Harmonized elements: does cannabis have a place in Ayurveda?
Many Americans have heard of yoga, an ancient Vedic practice prominent in the West for decades. Less are aware of Ayurveda, a natural system of medicine originating in India thousands of years ago. The goal of the practice is to restore balance in life by using natural remedies and implementing lifestyle changes.
As more practitioners explore combining yoga with the plant, some might ponder how it might fit into Ayurveda. Simmi Chopra, an Ayurvedic practitioner at SIDH Ayur in New York, explained the nuanced place cannabis holds in the system. Many practitioners regard cannabis as a toxic herb because of the way it impacts the body and mind.
“The Ayurvedic practitioners in South India use mainly nontoxic herbs,” Chopra shared. “For them, the medical benefits of calming the mind, and pain management for which cannabis has a positive effect can be achieved by other herbal formulations. For them, the side effects outweigh the benefits of cannabis if it is not purified properly and if the consumption is more than recommended, so these Ayurvedic practitioners refrain from the use of cannabis.”
Cannabis in Ayurveda
In North Inda, a branch called raja shastra purifies toxic herbs (upavisha), herbs-metals formulations (rasa aushadhis), and metals (bhasma), believing that in their refined form, the compounds become targeted, potent, and fast-acting. This purification process is also used for cannabis, and nothing is comparable in the U.S. market.
There are various purification methods. In one, cannabis leaves are boiled for hours in a muslin cloth with herbal decoctions. The leaves are then dried and boiled in muslin again, but this time in cow’s milk. After repeating this process three or four more times, the leaves are dried and used.
The herbal decoction is generally formulated to balance the heavy, inert nature of the cannabis plant. Topical and sometimes edible preparations are administered under the supervision of trained practitioners. Chopra shared that smoking it will only enhance the “toxic” aspects of the herb.
What is Ayurveda?
Ayurveda designates the way we regulate our body, mind, and behavior into three doshas, translated from Sanskrit the word means “that which can cause problems.” These doshas relate to the elements and categorize different people into vata (air), pitta (fire), or kapha (earth). People heavily influenced by vata are said to get easily overstimulated, pitta is quick to passion, and kapha is solid but slow to move.

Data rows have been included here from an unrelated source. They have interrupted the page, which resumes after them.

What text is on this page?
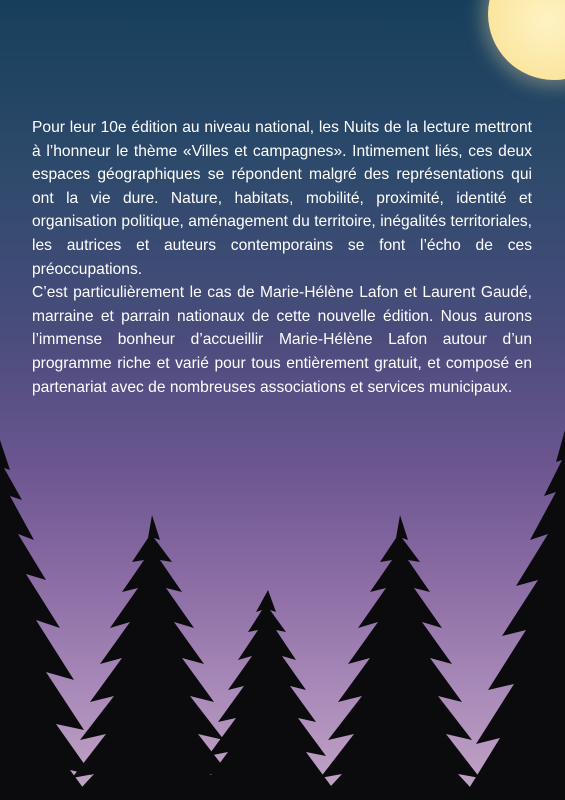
Pour leur 10e édition au niveau national, les Nuits de la lecture mettront à l’honneur le thème «Villes et campagnes». Intimement liés, ces deux espaces géographiques se répondent malgré des représentations qui ont la vie dure. Nature, habitats, mobilité, proximité, identité et organisation politique, aménagement du territoire, inégalités territoriales, les autrices et auteurs contemporains se font l’écho de ces préoccupations.

C’est particulièrement le cas de Marie-Hélène Lafon et Laurent Gaudé, marraine et parrain nationaux de cette nouvelle édition. Nous aurons l’immense bonheur d’accueillir Marie-Hélène Lafon autour d’un programme riche et varié pour tous entièrement gratuit, et composé en partenariat avec de nombreuses associations et services municipaux.
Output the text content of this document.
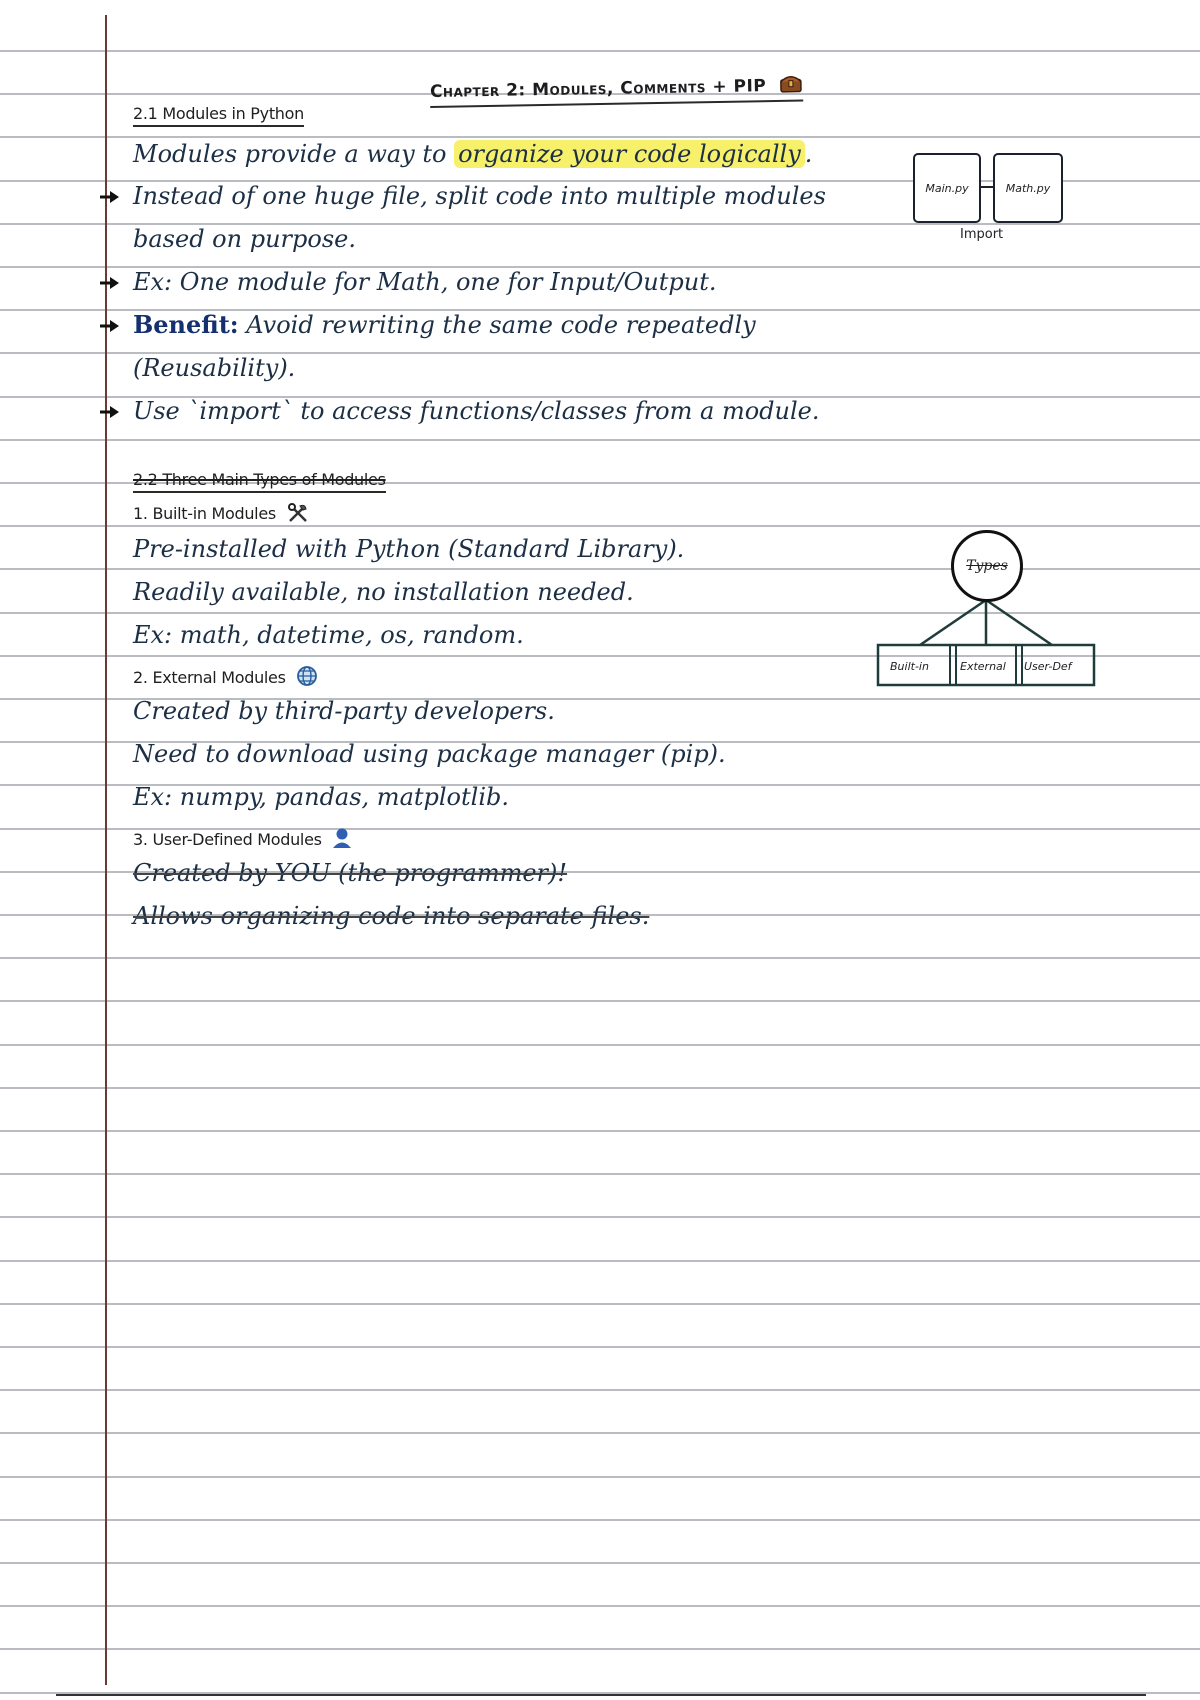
Chapter 2: Modules, Comments + PIP
2.1 Modules in Python
Modules provide a way to organize your code logically .
Instead of one huge file, split code into multiple modules
based on purpose.
Ex: One module for Math, one for Input/Output.
Benefit: Avoid rewriting the same code repeatedly
(Reusability).
Use `import` to access functions/classes from a module.
Main.py	Math.py
Import
2.2 Three Main Types of Modules
1. Built-in Modules
Pre-installed with Python (Standard Library).
Readily available, no installation needed.
Ex: math, datetime, os, random.
2. External Modules
Created by third-party developers.
Need to download using package manager (pip).
Ex: numpy, pandas, matplotlib.
3. User-Defined Modules
Created by YOU (the programmer)!
Allows organizing code into separate files.
Types
Built-in	External User-Def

People in these doshas are influenced by gunas or energetic forces. The gunas are rajas (passion, excitement), tamas (dullness, withdrawal), and sattva (balance). Many believe that the goal of Ayurveda and yoga is to achieve sattva, and cannabis is all tamas—with some rajas.
“Long-term use can diminish a person’s will and ambition, leading to dullness, confusion, lethargy, and depression,” Chopra said. “Purification of cannabis as well as mixing the detoxified version of cannabis with other herbs and small doses is needed to remove the tamasic, addictive quality as well as the other side effects mentioned.”

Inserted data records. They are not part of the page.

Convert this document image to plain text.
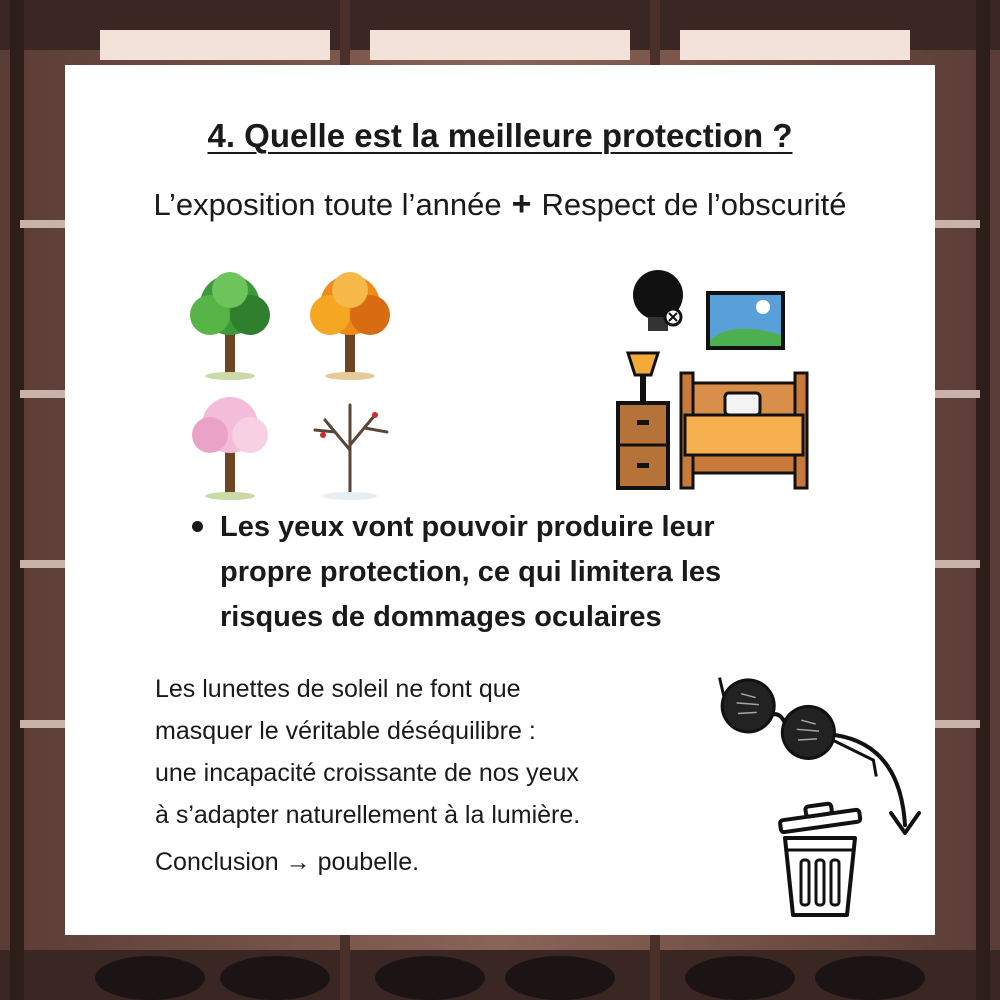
4. Quelle est la meilleure protection ?
L’exposition toute l’année + Respect de l’obscurité
Les yeux vont pouvoir produire leur propre protection, ce qui limitera les risques de dommages oculaires
Les lunettes de soleil ne font que
masquer le véritable déséquilibre :
une incapacité croissante de nos yeux
à s’adapter naturellement à la lumière.
Conclusion → poubelle.
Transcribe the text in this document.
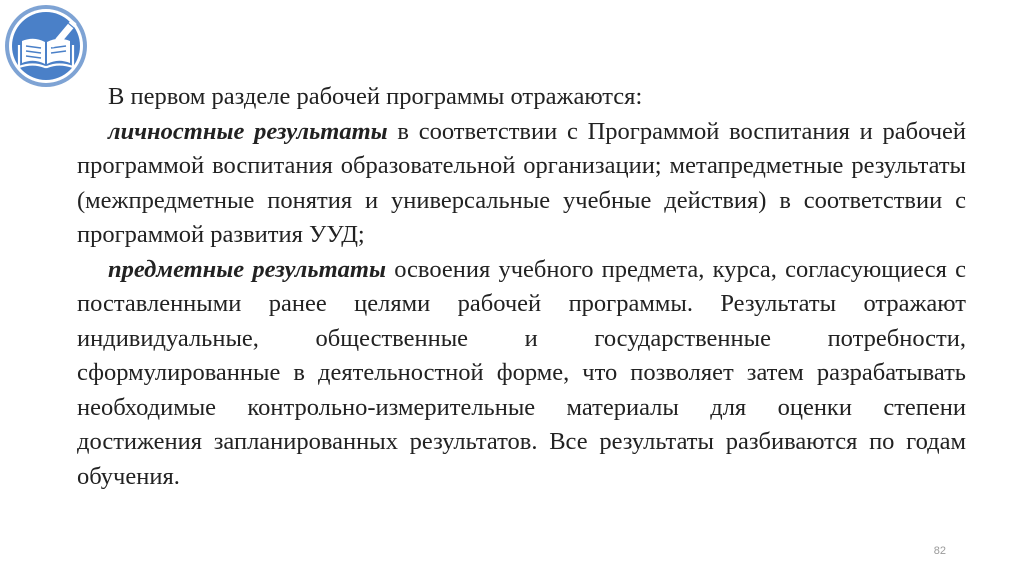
В первом разделе рабочей программы отражаются:

личностные результаты в соответствии с Программой воспитания и рабочей программой воспитания образовательной организации; метапредметные результаты (межпредметные понятия и универсальные учебные действия) в соответствии с программой развития УУД;

предметные результаты освоения учебного предмета, курса, согласующиеся с поставленными ранее целями рабочей программы. Результаты отражают индивидуальные, общественные и государственные потребности, сформулированные в деятельностной форме, что позволяет затем разрабатывать необходимые контрольно-измерительные материалы для оценки степени достижения запланированных результатов. Все результаты разбиваются по годам обучения.

82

The second line in the Yoga Sutras of Patanjali states the purpose of the practice: “Yogas citta vritta nirodhah.” This translates to “yoga is the cessation of mind chatter.” Those who study the Sutras may translate this as keying into the present moment through quieting the mind. Many cannabis yoga practitioners believe that cannabis is facilitating this mission.

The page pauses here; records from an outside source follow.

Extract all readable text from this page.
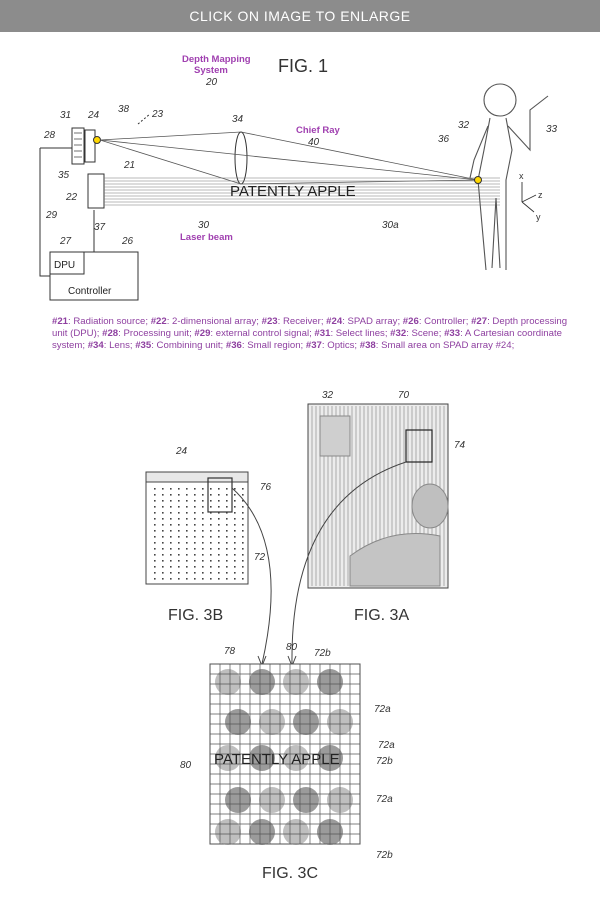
CLICK ON IMAGE TO ENLARGE
FIG. 1
Depth Mapping
System
20
23
31 24
38
28
35
21
22
37
34
Chief Ray
40
PATENTLY APPLE
30
Laser beam
30a
32
36
33
x
z
y
DPU
Controller
27	26
29
#21: Radiation source; #22: 2-dimensional array; #23: Receiver; #24: SPAD array; #26: Controller; #27: Depth processing unit (DPU); #28: Processing unit; #29: external control signal; #31: Select lines; #32: Scene; #33: A Cartesian coordinate system; #34: Lens; #35: Combining unit; #36: Small region; #37: Optics; #38: Small area on SPAD array #24;
24
76
72
FIG. 3B
32	70
74
FIG. 3A
78	80
72b
PATENTLY APPLE
80
72a
72a
72b
72a
72b
FIG. 3C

Chopra points out that this might not be a cure-all.
“What people feel using tamasic herbs like cannabis during yoga is a false calmness or false excitement. Tamasic herbs hide the emotions and do not lead to sustainable clarity. The role of yoga is to attain a sattvic mind so we can handle the stress of life and other emotions that we face in a calm contained manner and not just hide or artificially excite our minds temporarily.”
That said, the winter is also considered tamasic, as well as canned foods, leftovers, and onions. The Earth needs winter, and most people eat all three of those things at least once a week and live full lives.
Much like the endocannabinoid system, ayurveda is all about balance and equilibrium. Someone overstimulated may benefit from a calming herb during asana, but other practitioners may opt to refrain from only doing yoga while stoned.
“What people feel using tamasic herbs like cannabis during yoga is a false calmness or false excitement,” Chopra expounded. “Tamasic herbs hide the emotions and do not lead to sustainable clarity. The role of yoga is to attain a sattvic mind so we can handle the stress of life and other emotions that we face in a calm contained manner and not just hide or artificially excite our minds temporarily.”
Turns out cannabis has a place in Ayurveda but not a starring role. Ayurvedic practitioners do sometimes add special preparations of the fan leaves to herbal formulations, but there is no mention of cured flower and smoking is not on the menu. A refined form of the plant, however, is sometimes the right fit with the help of a trained practitioner.